K Street Expects Thin ’08 Agenda
Lobbyists expect 2008 to be a year of volatile partisan bickering from the campaign trail to the floor of the House and Senate, likely resulting in only a short list of legislative accomplishments that actually cross the finish line.
“In the past 12 months Democrats and Republicans weren’t playing very well together in the sandbox, and the next 12 months I predict it’s going to be even worse in the sandbox,” said GOP tax lobbyist Ken Kies of the Federal Policy Group.
Don’t expect comprehensive immigration or health care reform to pass; instead, lobbyists say they are urging Members to split off little pieces like increased visas for certain workers or a law mandating doctors to electronically prescribe medicines to their Medicare patients.
Patent reform legislation could make it. Ditto for popular measures such as a tax credit for companies that do research and development, especially if Congress puts together an economic stimulus package that could also address the housing and lending crisis. However, trade agreements and the reauthorization of No Child Left Behind would be much heavier lifts.
On the flip side, legislative gridlock easily could help lobbyists trying to fend off unwanted tax increases and sweeping climate-change legislation. “It’s almost always easier to stop things, but it’s going to be even easier this year with a very limited amount of time on the Congressional calendar and the politically charged atmosphere,” said Democratic strategist Chris Jennings of Jennings Policy Strategies.
Mark Merritt, president of the Pharmaceutical Care Management Association, said his group is taking cues from the White House contestants when it comes to health care.

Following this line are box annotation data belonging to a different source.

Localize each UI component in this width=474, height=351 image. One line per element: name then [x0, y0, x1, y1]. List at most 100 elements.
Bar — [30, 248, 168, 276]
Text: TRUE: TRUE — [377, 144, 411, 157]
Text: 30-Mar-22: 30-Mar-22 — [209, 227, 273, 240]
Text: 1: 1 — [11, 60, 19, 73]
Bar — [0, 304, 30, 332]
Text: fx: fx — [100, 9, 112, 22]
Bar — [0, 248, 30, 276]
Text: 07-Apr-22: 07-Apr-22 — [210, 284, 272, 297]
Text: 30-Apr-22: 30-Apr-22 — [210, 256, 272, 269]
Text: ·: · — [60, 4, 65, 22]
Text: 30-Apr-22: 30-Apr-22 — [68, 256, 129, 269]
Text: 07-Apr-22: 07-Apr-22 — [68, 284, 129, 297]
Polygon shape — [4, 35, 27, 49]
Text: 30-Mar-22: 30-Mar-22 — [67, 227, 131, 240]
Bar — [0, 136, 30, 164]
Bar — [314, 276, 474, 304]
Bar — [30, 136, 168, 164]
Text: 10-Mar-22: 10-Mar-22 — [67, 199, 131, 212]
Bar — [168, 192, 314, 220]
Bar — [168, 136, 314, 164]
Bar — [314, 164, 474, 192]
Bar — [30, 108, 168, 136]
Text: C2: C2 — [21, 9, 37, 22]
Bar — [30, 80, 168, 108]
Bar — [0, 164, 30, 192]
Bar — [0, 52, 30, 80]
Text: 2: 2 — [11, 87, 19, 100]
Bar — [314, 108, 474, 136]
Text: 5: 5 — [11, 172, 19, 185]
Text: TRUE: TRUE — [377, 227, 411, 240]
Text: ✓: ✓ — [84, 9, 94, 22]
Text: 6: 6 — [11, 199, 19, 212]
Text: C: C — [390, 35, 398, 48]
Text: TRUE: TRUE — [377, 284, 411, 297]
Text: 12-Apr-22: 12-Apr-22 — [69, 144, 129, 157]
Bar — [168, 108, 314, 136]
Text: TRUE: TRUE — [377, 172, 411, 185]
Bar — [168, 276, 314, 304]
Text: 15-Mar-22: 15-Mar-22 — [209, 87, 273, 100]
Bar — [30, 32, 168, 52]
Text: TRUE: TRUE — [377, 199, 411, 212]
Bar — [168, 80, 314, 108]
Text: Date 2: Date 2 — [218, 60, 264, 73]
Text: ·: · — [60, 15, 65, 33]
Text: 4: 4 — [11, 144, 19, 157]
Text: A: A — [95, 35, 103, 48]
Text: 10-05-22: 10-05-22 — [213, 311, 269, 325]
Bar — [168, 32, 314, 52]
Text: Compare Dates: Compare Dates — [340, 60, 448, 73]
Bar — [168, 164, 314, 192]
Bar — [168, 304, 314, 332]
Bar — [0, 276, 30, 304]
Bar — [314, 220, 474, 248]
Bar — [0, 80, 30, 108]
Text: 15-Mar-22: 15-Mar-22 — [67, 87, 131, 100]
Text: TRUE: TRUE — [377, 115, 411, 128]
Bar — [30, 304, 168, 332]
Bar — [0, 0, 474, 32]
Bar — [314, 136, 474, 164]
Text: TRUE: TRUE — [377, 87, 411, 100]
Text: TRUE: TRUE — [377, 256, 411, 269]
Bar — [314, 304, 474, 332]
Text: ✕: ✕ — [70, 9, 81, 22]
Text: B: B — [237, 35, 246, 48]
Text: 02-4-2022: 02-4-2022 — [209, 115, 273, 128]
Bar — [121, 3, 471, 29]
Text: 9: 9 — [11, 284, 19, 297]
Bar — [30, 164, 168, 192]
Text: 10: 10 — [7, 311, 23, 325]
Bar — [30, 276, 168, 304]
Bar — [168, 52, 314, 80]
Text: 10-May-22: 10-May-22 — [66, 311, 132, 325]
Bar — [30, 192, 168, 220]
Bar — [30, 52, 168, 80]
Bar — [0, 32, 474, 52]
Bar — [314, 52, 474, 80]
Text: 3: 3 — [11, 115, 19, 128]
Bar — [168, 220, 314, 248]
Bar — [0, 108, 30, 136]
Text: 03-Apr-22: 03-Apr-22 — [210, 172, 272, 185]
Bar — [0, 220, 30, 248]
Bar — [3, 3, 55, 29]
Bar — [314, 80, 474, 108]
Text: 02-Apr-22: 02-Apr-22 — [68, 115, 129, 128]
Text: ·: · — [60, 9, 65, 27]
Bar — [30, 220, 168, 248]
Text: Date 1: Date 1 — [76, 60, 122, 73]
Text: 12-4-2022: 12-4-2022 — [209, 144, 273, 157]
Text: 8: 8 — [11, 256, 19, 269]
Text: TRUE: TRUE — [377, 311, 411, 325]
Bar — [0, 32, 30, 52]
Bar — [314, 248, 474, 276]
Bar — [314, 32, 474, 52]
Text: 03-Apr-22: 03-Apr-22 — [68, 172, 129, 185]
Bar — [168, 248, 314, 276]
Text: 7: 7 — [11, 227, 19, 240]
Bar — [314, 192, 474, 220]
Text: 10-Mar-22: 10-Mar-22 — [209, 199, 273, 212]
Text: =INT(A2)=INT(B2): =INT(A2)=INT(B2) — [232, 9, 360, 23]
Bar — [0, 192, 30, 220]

“The presidential campaigns provide a good bellwether as to the kind of issues that are going to resonate in Congress this year,” Merritt said. “Issues that are new, involve change, issues that don’t involve hobbling around with the status quo but doing things differently.”
Merritt said his group is pushing for the bill to mandate electronic prescriptions by doctors for Medicare patients. “It’s compelling, it offers change plus safety for patients and savings for the government,” he said. “I think these are the issues that are going to succeed this year.”
Even so, Merritt doesn’t expect an easy road. He said PCMA plans to ramp up its e-prescribing lobbying effort with polling, blogging and TV and radio advertisements.
Jennings, a health care consultant and former senior health care adviser to President Bill Clinton, said Congress will likely take up legislation this year to avoid Medicare physician payment cuts and to jump-start e-prescribing. But don’t expect broader health care reforms to go anywhere this year beyond campaign discussions, he added.
“I think you’re going to see Congress dabbling in incremental reforms this year, but primarily it will be a year to lay the foundation for a broader debate on health care reform in 2009 and beyond,” said Jennings, who counts PCMA among his clients.
Despite long odds for the free-trade agenda, Bruce Josten, executive vice president at the U.S. Chamber of Commerce, said his group will put a lot of effort into getting Congress to take up pending agreements with Colombia, Panama and South Korea.
“A lot of people are going to tell you they’re going to do nothing, but my hunch is they’re going to move on some of them,” he said. “Clearly the business community will put a lot of effort behind getting them to be taken up.”
John Castellani, president of Business Roundtable, agreed that his group will push for all three trade agreements — no matter how steep the odds. BRT also will urge Congress to mandate e-prescribing and call for a move to electronic medical records.
Steve Elmendorf — the founder of Elmendorf Strategies, which represents the Coalition for Patent Fairness, which supports a House-passed patent reform bill and a version pending in the Senate — said he expects the Senate to take up the issue early this year, perhaps hitting the floor by February, where it will encounter fierce opposition by pharmaceutical companies in particular.
“There aren’t many bills that are around that have passed the House with a bipartisan majority,” Elmendorf said. “We believe if we got to the floor it would get more than 60 votes. The other side is going to aggressively try and kill it. It’s going to be a hard fight.”
The entertainment industry is hoping to get traction for one of its long-running issues. It has pushed for new laws to protect copyrighted materials, and the Chamber’s Josten said the larger business community and some unions are getting on board because they are worried about the impact that counterfeiting has on jobs and sectors beyond Hollywood, including pharmaceuticals.
“We’re starting to turn a corner with Congress on this,” Josten said. “I think we’re going to see legislation this year come out of Congress.”
Business groups will look to fend off increased taxes on hedge funds and private equity partnerships and prevent massive carbon-curving climate-change legislation. “It’s going to be a big fight,” Josten said.